Earlier this year Minaj bent history with a controversial cover to her single, “Lookin A$$…” with altered iconic photo of Malcolm X looking outside a window with a rifle in his hand.
“I don’t want to say today’s rappers are not educated about black history, but they don’t seem as aware as rap generations before them,” said Jermaine Hall, editor-in-chief of Vibe, the hip-hop magazine and website.
Hall said today’s youth haven’t experienced the same racial struggles, “They’re sort of getting further and further away from the civil rights movement.” Although, racial discrimination and racial profiling is still very much so institutionalized.
“In the ’80s, whether it was KRS-One, Public Enemy, or the Native Tongues, that entire movement, it was very in tune with black history,” Hall said. “They knew everything about Malcolm, about Martin, about Rosa Parks. Now, the new rappers just aren’t as in tune.”
Minaj apologized with, “if the meaning of the photo was misconstrued.” Wayne wrote to the Till family to “acknowledge your hurt, as well as the letter you sent to me via your attorneys.” Simmons was the only one to say, “I am sincerely sorry.”

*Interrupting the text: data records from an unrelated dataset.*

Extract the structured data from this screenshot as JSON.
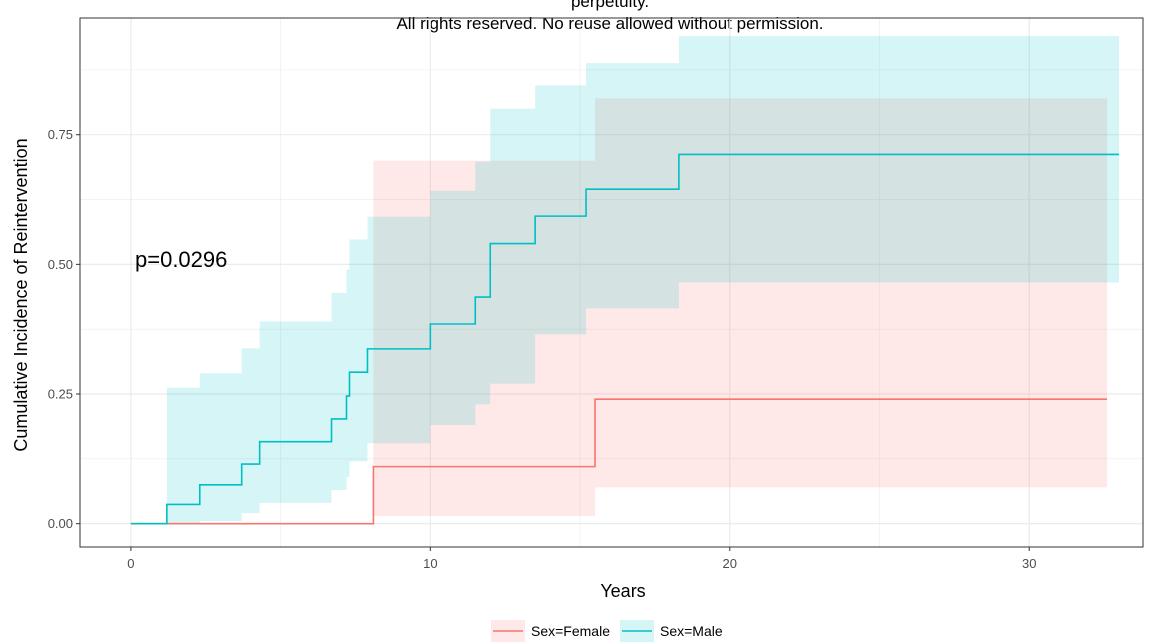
{
  "notice": {
    "line1": "perpetuity.",
    "line2": "All rights reserved. No reuse allowed without permission."
  },
  "annotation": {
    "pvalue": "p=0.0296"
  },
  "colors": {
    "female": "#F8766D",
    "male": "#00BFC4",
    "female_band": "#F8766D",
    "male_band": "#00BFC4",
    "grid": "#ebebeb",
    "panel_border": "#333333"
  },
  "chart_data": {
    "type": "line",
    "title": "",
    "xlabel": "Years",
    "ylabel": "Cumulative Incidence of Reintervention",
    "xlim": [
      -1.7,
      33.8
    ],
    "ylim": [
      -0.045,
      0.975
    ],
    "x_ticks": [
      0,
      10,
      20,
      30
    ],
    "x_tick_labels": [
      "0",
      "10",
      "20",
      "30"
    ],
    "y_ticks": [
      0,
      0.25,
      0.5,
      0.75
    ],
    "y_tick_labels": [
      "0.00",
      "0.25",
      "0.50",
      "0.75"
    ],
    "grid": true,
    "legend_position": "bottom",
    "step": true,
    "series": [
      {
        "name": "Sex=Female",
        "color": "#F8766D",
        "x": [
          0,
          8.1,
          15.5,
          32.6
        ],
        "y": [
          0,
          0.11,
          0.24,
          0.24
        ],
        "lower": [
          0,
          0.015,
          0.07,
          0.07
        ],
        "upper": [
          0,
          0.7,
          0.82,
          0.82
        ]
      },
      {
        "name": "Sex=Male",
        "color": "#00BFC4",
        "x": [
          0,
          1.2,
          2.3,
          3.7,
          4.3,
          6.7,
          7.2,
          7.3,
          7.9,
          10.0,
          11.5,
          12.0,
          13.5,
          15.2,
          18.3,
          33.0
        ],
        "y": [
          0,
          0.037,
          0.075,
          0.115,
          0.158,
          0.202,
          0.246,
          0.292,
          0.337,
          0.385,
          0.437,
          0.54,
          0.593,
          0.645,
          0.712,
          0.712
        ],
        "lower": [
          0,
          0.0,
          0.005,
          0.02,
          0.04,
          0.065,
          0.09,
          0.12,
          0.155,
          0.19,
          0.23,
          0.27,
          0.365,
          0.415,
          0.465,
          0.535
        ],
        "upper": [
          0,
          0.262,
          0.29,
          0.338,
          0.39,
          0.445,
          0.49,
          0.548,
          0.592,
          0.642,
          0.698,
          0.8,
          0.845,
          0.888,
          0.94,
          0.94
        ]
      }
    ]
  }
}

Jasiri X, a conscious rapper — focusing on black empowerment and social issues, said many of today’s mainstream rappers use images of revolutionary black icons to promote an anti-establishment image.
“All the while, they’re being funded and pushed by major corporations,” he said. “I see Nikki and other artists, whether Kanye or Jay-Z, adopting these revolutionary images or using a clip or saying their name, but never practice the principles which these revolutionaries gave their lives for.”
Hip-hop music started in the 1970s to express different social and black experiences.
“Not only did it sound funky but it helped raise our consciousness,” Davey wrote on his website.
Now a money-obsessed industry, speaking of black icons like Malcolm X and Harriet Tubman in a hip-hop space used to be about raising consciousness.
“We see a lot of things going on with our young people, and we don’t feel like we are teaching them values that can compete with the way the value of money is ingrained in our culture,” Bakari Kitwana said. “Everything is just focused on money. If you can get money, whatever else you’re doing doesn’t matter.”
He continued with, “It’s reached a crisis point,” he said. “I came up in the ’70s and ’80s, and greed has always been present, but I don’t think I’ve ever seen it like it is now.”
Paradise Gray agreed with — who performed in the 1980s with the Afrocentric rap group X Clan.
“Mainstream rap music has lost its reverence for anything besides money,” Gray said. Today’s rappers threaten to kill people who disrespect them, “but they sit back and let you disrespect our legacy, our culture, our history,” he said.
He continued with:
“What,” Gray asked, “will the disrespect of your humanity and your blackness cost you?”